TM: You translated other novels, such as Radwa Ashour’s The Woman from Tantoura for AUC Press. What factors do you consider when choosing a novel? 

KH: It’s been different with each novel. Each has its own story. As for The Woman from Tantoura, I read it and I wanted to translate it. I think it was the combination of the fact that it’s a important story — in a sense, it’s the whole Palestinian story, or the story of the Diaspora, from 1947 through  the early 2000s — and the fact that I thought it was done very well as a fictional presentation. You might think it could be boring because we all know the story, or at least those who pay attention know the story, but I thought the author handled it very well in bringing the characters to life and making it their story. I was lucky that I was able to do it. She had read some translations I did of short stories of hers and had liked them. The press was very happy that they found someone she approved of, because she did not like all translations. My problem since then, at least while I am teaching, is that I haven’t kept up to date with Arabic literature as much as I would like.

The press sometimes suggested projects in the past, but that is much less the case now than it was, so I will be looking for new possibilities. I will probably start with female authors. Not because I am female, and I need to translate female authors! Rather because I think women are underrepresented in translation, and that their viewpoint is therefore underrepresented in what comes across to the English reading world. I care about the characters in a novel and I also care a great deal about the style of the writing. As Farouk used to say, a translator lives with a novel for a long time; it has to be one we love.

TM: In what way would you place Velvet within the literary landscape? And how much do you think this scene has changed since you started translating novels? Also, what do you think of the role of prizes in literature? There are more than there used to be; what effect has that had?

KH: In one of my classes, I taught Hoda Barakat’s The Night Post, which won the Arabic Booker. She says in one interview that she is particularly pleased by that prize because she writes for Arabs and an Arabic readership. She doesn’t mind being translated, but her first audience is the Arab reader. She appreciated that this prize gave her more access to readers. 

A book with a prize blazoned on the cover might be more likely to be picked up, and in fact that’s how I came across Barakat’s latest work. I went to my favorite bookstore in Cairo, and was looking for new things and new things to teach. Someone said: “This one just won the prize,” and it was Hoda Barakat. It is a very challenging read in Arabic, but I knew it would be worthwhile, for me and for the students.

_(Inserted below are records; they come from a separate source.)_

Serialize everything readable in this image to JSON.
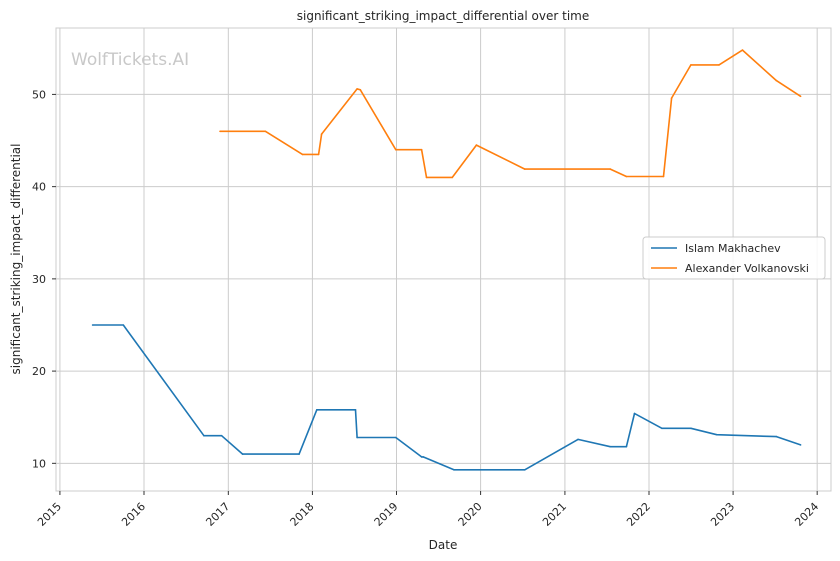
{
  "chart_data": {
    "type": "line",
    "title": "significant_striking_impact_differential over time",
    "xlabel": "Date",
    "ylabel": "significant_striking_impact_differential",
    "watermark": "WolfTickets.AI",
    "x_ticks": [
      "2015",
      "2016",
      "2017",
      "2018",
      "2019",
      "2020",
      "2021",
      "2022",
      "2023",
      "2024"
    ],
    "y_ticks": [
      10,
      20,
      30,
      40,
      50
    ],
    "xlim": [
      "2014-12-15",
      "2024-03-01"
    ],
    "ylim": [
      7.0,
      57.2
    ],
    "grid": true,
    "legend_position": "center-right",
    "series": [
      {
        "name": "Islam Makhachev",
        "color": "#1f77b4",
        "points": [
          [
            "2015-05-23",
            25.0
          ],
          [
            "2015-10-03",
            25.0
          ],
          [
            "2016-09-17",
            13.0
          ],
          [
            "2016-12-03",
            13.0
          ],
          [
            "2017-03-04",
            11.0
          ],
          [
            "2017-11-04",
            11.0
          ],
          [
            "2018-01-20",
            15.8
          ],
          [
            "2018-07-07",
            15.8
          ],
          [
            "2018-07-14",
            12.8
          ],
          [
            "2018-12-29",
            12.8
          ],
          [
            "2019-04-20",
            10.7
          ],
          [
            "2019-04-27",
            10.7
          ],
          [
            "2019-09-07",
            9.3
          ],
          [
            "2020-07-11",
            9.3
          ],
          [
            "2021-02-27",
            12.6
          ],
          [
            "2021-07-17",
            11.8
          ],
          [
            "2021-09-25",
            11.8
          ],
          [
            "2021-10-30",
            15.4
          ],
          [
            "2022-02-26",
            13.8
          ],
          [
            "2022-07-02",
            13.8
          ],
          [
            "2022-10-22",
            13.1
          ],
          [
            "2023-07-08",
            12.9
          ],
          [
            "2023-10-21",
            12.0
          ]
        ]
      },
      {
        "name": "Alexander Volkanovski",
        "color": "#ff7f0e",
        "points": [
          [
            "2016-11-26",
            46.0
          ],
          [
            "2017-06-11",
            46.0
          ],
          [
            "2017-11-19",
            43.5
          ],
          [
            "2018-01-28",
            43.5
          ],
          [
            "2018-02-10",
            45.7
          ],
          [
            "2018-07-14",
            50.6
          ],
          [
            "2018-07-28",
            50.5
          ],
          [
            "2018-12-29",
            44.0
          ],
          [
            "2019-04-20",
            44.0
          ],
          [
            "2019-05-11",
            41.0
          ],
          [
            "2019-08-31",
            41.0
          ],
          [
            "2019-12-14",
            44.5
          ],
          [
            "2020-07-11",
            41.9
          ],
          [
            "2021-07-17",
            41.9
          ],
          [
            "2021-09-25",
            41.1
          ],
          [
            "2022-03-05",
            41.1
          ],
          [
            "2022-04-09",
            49.6
          ],
          [
            "2022-07-02",
            53.2
          ],
          [
            "2022-11-01",
            53.2
          ],
          [
            "2023-02-11",
            54.8
          ],
          [
            "2023-07-08",
            51.5
          ],
          [
            "2023-10-21",
            49.8
          ]
        ]
      }
    ]
  }
}
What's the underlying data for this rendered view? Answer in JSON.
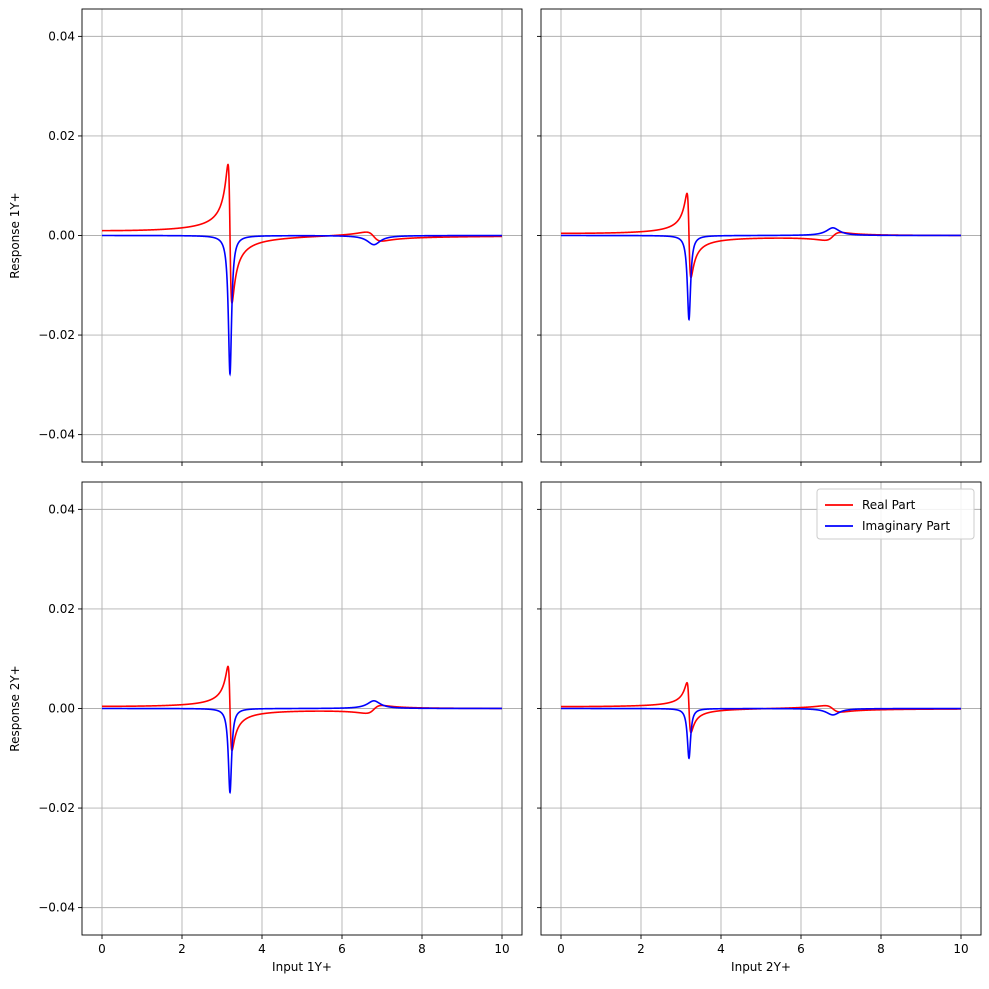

My impression is that literary writing in Arabic has increased in recent years. It is hard to keep up, and it is becoming more and more difficult. I think the prizes are helpful because they do encourage young writers and give them a lift so people will know their names. As writing has increased, some talents will come to the surface, but others might not. 

In this particular instance, it is very satisfying to see recognition for a novel like Velvet for many reasons, among them the fact that it is a Palestinian novel that doesn’t deal directly with politics. Of course if you simply lift the surface all the politics are there, because if it weren’t for the political circumstances there would be no Palestinian camps, or life there would not be like that depicted in the novel, but this work doesn’t take that up directly. In the same way, I think it is a very feminist novel, but not emphatically, in a matter-of-fact way. There have been times when people didn’t want to recognize a Palestinian novel that wasn’t politically engaged. I was listening to a translators’ group recently and somebody was talking about indigenous people in Canada, saying that it’s hard for indigenous people to write about something other than their cause. I think it can be like that for Palestinians, too.